Каждую неделю дыхание у Toy ненадолго улучшалось, потом ему опять становилось хуже. Мистер Кларк бросил курить и звать Агнес; теперь он лежал совершенно неподвижно. Глубокие морщины на его лице, прорытые жизненным опытом, постепенно разглаживались: день ото дня он все больше становился похож на юношу, хотя глаза у него смотрели в разные стороны, один угол рта был приоткрыт в ухмылке, а другой — плотно сжат. Мистер Макдейд на койке справа старел на глазах. Складки кожи на щеках и на шее делались все заметней. На сновавших мимо врачей и медсестер он взирал неестественно расширенными красными глазами. Он мало теперь разговаривал с женой и сыновьями, но, поглядывая на Toy, то и дело бормотал:

— Есть… дело… верно… а?

Ему явно хотелось заполучить товарища по несчастью, однако Toy только мычал что-то в знак согласия, не отрываясь от тетради. Тетрадь стала теперь для него нейтральной полосой между муками сопалатников и собственным мучительным дыханием. Он через силу расставался с тетрадью на время еды и сна. По вечерам, при слабом свете лампы на столике дежурной сестры в дальнем конце палаты, когда из окна сочилось бледное сияние летнего неба, он продолжал наносить новые штрихи на страницу тетради, где были смешаны загадочные женские головки и гротескные мужские, чудища — не то птицы, не то механизмы — и гигантские города с архитектурными сооружениями всех веков и стилей. После полуночи он откладывал книги в сторону и сидел в постели, цепляясь за сознание с такой энергией, что многие ночи, как ему казалось, он провел без сна. Потом он заметил, что хотя и слышит далекое печальное «дин-дон» часов на башне, но отбивают они только четверть часа, а полный час — нет; однажды он увидел, как две ночные сестры шепчутся возле его постели, а потом вдруг в мгновение ока одна оказалась за столиком, где читала книгу, Другая же по соседству занималась вязанием крючком.

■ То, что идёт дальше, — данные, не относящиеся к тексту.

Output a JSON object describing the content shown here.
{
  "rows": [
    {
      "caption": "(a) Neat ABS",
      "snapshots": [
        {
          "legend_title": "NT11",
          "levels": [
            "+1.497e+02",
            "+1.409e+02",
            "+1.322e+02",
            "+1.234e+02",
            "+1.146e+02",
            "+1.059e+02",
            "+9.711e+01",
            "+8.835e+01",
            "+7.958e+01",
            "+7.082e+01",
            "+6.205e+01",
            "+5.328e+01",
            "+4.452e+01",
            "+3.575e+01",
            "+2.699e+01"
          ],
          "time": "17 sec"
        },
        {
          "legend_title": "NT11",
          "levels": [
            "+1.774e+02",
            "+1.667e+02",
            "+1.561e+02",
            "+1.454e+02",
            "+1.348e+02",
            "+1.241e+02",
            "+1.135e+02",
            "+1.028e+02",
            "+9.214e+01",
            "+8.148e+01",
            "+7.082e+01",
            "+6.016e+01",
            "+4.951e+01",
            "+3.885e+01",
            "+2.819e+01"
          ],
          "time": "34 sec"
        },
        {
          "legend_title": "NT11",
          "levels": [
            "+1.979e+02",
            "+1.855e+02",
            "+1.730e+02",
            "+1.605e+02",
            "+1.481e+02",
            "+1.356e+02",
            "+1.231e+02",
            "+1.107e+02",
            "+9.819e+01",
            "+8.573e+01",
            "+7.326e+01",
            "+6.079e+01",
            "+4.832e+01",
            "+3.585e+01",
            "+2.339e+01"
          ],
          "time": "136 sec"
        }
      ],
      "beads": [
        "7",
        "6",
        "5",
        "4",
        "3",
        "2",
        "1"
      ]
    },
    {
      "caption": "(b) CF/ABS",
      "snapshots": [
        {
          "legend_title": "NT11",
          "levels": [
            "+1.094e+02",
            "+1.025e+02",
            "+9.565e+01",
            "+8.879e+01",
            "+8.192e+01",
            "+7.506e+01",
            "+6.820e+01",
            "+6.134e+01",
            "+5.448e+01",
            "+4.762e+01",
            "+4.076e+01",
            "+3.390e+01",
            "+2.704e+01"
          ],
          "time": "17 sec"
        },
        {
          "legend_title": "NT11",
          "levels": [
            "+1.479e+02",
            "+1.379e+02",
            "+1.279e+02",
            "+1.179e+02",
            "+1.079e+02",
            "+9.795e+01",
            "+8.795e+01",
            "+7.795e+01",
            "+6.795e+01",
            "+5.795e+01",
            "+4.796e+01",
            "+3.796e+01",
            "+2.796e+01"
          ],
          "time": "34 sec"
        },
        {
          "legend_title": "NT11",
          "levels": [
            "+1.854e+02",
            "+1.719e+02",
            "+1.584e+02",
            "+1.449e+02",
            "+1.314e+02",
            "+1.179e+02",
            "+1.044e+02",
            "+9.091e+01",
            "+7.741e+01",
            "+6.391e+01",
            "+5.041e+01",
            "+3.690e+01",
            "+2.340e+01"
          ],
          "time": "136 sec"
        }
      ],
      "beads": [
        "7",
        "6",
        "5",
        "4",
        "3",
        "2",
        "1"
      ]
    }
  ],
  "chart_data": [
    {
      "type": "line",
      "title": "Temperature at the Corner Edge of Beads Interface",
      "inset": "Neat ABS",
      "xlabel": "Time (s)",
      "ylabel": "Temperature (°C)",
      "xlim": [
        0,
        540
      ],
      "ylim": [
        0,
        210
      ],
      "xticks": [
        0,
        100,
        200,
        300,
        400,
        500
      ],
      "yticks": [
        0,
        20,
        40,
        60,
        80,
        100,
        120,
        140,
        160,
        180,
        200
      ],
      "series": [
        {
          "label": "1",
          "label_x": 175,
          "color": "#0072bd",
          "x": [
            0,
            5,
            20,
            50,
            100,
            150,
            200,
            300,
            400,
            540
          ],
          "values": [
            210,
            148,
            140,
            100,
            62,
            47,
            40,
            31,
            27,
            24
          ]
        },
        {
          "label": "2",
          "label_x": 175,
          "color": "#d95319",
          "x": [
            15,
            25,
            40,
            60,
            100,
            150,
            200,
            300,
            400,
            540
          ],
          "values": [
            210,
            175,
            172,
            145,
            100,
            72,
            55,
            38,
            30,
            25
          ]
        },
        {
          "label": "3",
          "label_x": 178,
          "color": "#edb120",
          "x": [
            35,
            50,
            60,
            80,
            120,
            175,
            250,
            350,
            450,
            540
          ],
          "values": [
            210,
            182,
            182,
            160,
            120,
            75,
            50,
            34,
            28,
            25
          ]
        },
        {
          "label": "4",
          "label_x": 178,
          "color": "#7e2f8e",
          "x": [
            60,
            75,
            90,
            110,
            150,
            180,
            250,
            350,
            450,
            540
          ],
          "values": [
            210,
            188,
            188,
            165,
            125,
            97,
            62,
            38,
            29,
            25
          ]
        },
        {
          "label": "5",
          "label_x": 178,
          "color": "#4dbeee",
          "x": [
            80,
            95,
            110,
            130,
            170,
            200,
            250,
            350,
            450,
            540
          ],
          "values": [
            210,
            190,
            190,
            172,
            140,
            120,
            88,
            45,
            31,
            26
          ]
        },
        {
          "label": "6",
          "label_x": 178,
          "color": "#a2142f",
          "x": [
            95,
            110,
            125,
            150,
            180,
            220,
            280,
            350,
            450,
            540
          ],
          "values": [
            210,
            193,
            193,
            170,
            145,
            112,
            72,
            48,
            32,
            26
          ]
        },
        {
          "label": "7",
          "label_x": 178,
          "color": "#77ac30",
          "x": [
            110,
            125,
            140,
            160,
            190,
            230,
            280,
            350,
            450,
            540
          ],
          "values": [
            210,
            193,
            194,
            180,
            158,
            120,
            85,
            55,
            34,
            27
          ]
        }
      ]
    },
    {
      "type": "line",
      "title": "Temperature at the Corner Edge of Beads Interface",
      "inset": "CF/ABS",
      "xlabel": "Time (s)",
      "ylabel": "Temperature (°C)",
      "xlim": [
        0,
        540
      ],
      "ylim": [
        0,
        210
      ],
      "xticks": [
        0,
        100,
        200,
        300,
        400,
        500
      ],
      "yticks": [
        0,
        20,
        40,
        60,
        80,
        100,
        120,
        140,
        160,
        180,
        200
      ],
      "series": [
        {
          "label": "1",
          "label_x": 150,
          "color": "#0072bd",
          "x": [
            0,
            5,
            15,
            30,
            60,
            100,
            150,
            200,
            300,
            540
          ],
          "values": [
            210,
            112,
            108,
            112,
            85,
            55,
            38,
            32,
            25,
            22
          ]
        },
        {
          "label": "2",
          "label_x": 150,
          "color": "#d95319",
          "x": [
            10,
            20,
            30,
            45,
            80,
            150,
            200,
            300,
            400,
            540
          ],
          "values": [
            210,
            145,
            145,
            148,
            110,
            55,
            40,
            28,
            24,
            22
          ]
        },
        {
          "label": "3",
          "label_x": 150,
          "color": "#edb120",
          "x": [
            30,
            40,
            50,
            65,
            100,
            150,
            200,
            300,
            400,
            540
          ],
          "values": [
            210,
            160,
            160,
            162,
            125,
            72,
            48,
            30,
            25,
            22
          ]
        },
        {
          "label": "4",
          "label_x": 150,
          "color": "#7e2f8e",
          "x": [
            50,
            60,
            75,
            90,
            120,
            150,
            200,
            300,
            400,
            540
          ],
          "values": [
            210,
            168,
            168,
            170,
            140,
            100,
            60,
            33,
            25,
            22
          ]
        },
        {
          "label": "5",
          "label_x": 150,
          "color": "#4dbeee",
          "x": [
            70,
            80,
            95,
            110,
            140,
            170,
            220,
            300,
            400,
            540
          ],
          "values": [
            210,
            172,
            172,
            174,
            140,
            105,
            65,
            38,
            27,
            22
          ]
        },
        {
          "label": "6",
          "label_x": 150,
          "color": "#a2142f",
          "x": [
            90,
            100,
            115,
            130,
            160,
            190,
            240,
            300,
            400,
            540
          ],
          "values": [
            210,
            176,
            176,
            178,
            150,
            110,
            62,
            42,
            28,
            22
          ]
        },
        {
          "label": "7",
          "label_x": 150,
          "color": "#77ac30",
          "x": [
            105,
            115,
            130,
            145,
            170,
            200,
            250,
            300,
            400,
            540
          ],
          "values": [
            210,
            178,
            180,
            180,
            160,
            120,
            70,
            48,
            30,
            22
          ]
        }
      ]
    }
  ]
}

Всю ночь напролет он то нырял в сон, то выныривал обратно, сам того не осознавая. Временами он спал крепко, но тогда пробуждение оказывалось тягостным: нелегко было вновь приноравливаться к окружающей обстановке, привыкать к звукам, заново овладевать отвратительным умением дышать, когда дыхание было только формой удушья.